MODELLO RICOSTRUTTIVO DELLA SEZIONE PRODIERA DI UNA LIBURNA RAFFIGURATA NELLA SCENA LXXXII DELLA COLONNA TRAIANA

Ricostruzione 3D di Matteo Collina (www.cumsidus.com)


Il modello è visibile All’interno della Darsena Romana del Porto di Civitavecchia, esattamente dietro le mura dell’Antica Rocca.
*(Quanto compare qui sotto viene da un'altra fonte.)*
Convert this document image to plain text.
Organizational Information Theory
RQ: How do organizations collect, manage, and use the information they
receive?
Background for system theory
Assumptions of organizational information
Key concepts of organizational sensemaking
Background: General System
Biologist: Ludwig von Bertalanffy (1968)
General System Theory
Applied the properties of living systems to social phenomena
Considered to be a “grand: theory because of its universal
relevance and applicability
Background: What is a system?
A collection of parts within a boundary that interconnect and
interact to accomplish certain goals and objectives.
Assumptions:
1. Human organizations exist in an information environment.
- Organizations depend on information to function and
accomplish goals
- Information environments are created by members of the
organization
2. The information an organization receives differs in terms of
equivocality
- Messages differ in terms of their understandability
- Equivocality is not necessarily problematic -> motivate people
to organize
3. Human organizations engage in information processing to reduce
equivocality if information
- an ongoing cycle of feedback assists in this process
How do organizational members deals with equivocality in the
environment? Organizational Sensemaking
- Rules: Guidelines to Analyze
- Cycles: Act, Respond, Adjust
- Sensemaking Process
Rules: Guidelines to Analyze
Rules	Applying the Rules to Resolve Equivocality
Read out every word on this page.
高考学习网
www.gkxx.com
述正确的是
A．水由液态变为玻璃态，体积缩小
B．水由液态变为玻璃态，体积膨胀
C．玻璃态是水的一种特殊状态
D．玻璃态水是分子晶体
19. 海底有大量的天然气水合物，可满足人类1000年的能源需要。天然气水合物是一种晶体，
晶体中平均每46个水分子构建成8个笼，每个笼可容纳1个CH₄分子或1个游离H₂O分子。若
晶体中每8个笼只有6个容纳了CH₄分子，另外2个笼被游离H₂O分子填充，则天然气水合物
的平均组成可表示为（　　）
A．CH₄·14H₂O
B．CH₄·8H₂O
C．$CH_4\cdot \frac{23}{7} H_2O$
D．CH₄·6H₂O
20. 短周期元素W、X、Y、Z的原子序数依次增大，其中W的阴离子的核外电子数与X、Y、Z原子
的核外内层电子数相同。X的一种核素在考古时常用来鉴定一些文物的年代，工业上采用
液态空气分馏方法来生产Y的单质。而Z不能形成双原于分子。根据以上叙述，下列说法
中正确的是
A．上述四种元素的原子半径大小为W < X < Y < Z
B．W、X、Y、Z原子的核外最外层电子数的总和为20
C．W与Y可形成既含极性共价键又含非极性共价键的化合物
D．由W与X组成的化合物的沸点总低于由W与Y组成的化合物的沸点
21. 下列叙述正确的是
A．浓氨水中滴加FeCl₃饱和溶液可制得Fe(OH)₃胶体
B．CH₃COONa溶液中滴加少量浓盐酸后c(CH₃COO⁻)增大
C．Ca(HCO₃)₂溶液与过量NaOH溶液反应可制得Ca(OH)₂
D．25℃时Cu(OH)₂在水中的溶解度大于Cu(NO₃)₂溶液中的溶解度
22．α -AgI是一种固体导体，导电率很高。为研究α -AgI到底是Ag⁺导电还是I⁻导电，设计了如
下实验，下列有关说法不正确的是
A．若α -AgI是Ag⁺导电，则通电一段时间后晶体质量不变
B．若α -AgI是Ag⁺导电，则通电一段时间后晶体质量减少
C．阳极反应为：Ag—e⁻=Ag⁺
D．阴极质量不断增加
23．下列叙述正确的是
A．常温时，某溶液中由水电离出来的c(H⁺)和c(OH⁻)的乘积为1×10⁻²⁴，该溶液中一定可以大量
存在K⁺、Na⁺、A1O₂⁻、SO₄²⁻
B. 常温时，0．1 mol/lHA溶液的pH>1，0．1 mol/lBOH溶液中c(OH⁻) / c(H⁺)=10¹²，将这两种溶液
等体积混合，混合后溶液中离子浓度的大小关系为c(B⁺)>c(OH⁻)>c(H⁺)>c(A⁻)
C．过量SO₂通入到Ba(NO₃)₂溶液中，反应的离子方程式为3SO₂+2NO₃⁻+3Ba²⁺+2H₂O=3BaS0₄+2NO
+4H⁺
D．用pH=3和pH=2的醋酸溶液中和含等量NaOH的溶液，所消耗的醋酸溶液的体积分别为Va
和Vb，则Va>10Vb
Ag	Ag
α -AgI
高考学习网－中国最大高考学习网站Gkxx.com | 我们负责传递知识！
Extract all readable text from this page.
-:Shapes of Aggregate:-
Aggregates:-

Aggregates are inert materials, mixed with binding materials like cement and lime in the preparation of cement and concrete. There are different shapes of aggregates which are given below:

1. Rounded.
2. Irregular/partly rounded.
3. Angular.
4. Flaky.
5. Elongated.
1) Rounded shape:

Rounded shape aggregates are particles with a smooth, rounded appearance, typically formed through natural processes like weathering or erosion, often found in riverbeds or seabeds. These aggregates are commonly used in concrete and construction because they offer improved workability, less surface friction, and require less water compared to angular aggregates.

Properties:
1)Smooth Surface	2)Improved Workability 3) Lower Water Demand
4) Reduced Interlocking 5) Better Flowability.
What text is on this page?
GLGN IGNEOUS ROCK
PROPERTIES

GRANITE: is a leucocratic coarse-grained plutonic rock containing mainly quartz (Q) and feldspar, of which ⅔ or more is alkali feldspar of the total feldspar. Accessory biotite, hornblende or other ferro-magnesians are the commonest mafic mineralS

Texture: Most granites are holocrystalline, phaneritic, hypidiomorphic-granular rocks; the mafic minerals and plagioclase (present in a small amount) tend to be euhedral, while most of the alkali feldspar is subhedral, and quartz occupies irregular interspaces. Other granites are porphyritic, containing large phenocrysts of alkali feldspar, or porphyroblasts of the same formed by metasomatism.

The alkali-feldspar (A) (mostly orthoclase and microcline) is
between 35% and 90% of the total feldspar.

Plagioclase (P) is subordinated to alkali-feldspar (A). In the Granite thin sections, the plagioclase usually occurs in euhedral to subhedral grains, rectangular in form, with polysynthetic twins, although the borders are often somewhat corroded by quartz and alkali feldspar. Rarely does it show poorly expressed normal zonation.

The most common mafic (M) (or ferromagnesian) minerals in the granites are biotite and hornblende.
Foto Marco Vitelli (A.S.S.O.)

Colonna Traiana – scena LXXXII

Introduzione

Nel 2017, nella ricorrenza della morte dell’Imperatore  Marco Ulpio Nerva Traiano, avvenuta nel 117  d.C., l’ Autorità di Sistema Portuale del Tirreno Centrale di Civitavecchia, nell’ambito delle manifestazioni commemorative organizzate per l’occasione, ha voluto finanziare questa ricostruzione navale come testimonianza tangibile e duratura dell’opera dell’imperatore che fondò la città di Civitavecchia (con il nome di Centumcellae), determinandone il destino plurisecolare di importante scalo marittimo nel Mediterraneo. Questo lavoro vuole celebrare anche la potenza marittima di Roma, che fin dal tempo delle guerre puniche (264 a.C.-146 a.C.) si era andata proponendo come forza egemone nel Mediterraneo. Successivamente, Pompeo Magno, debellando la piaga della pirateria avrebbe, fatto di questo mare uno spazio aperto ai sicuri commerci (67 a.C.). Lo scontro di Azio (31 a.C.), poi, che contrappose Ottaviano ad Antonio e Cleopatra, eliminò l’ultimo ostacolo alla costituzione di un Mare interno, totalmente sotto il controllo di Roma, quello che i romani chiamarono “Mare Nostrum”.

Roma sul mare

Nell’età imperiale la marina militare romana aveva ormai raggiunto l’apice dell’efficienza organizzativa. L’esperienza raggiunta per il controllo delle rotte marittime e nel corso delle guerre navali, infatti, avrebbe portato Augusto alla costituzione di una vera e propria marina da guerra professionale con la costituzione delle due basi delle Classes Praetoriae di Ravenna e Miseno, quindi, della Classis Alexandrina in Egitto e della rete di scali lungo il Reno, pattugliato dalla Classis Germanica.
I suoi successori istituiranno ulteriori basi per le flotte militari, posizionandole strategicamente lungo i fiumi e le coste: Claudio, la Classis Britannica di stanza nella Manica; Nerone, la Classis Pontica nel Mar Nero; Vespasiano, la Classis Flavia Pannonica lungo il Danubio e la Classis Flavia Moesica al confine con la Dacia; mentre a Traiano probabilmente si deve l’istituzione della Classis Syriaca sul fronte partico.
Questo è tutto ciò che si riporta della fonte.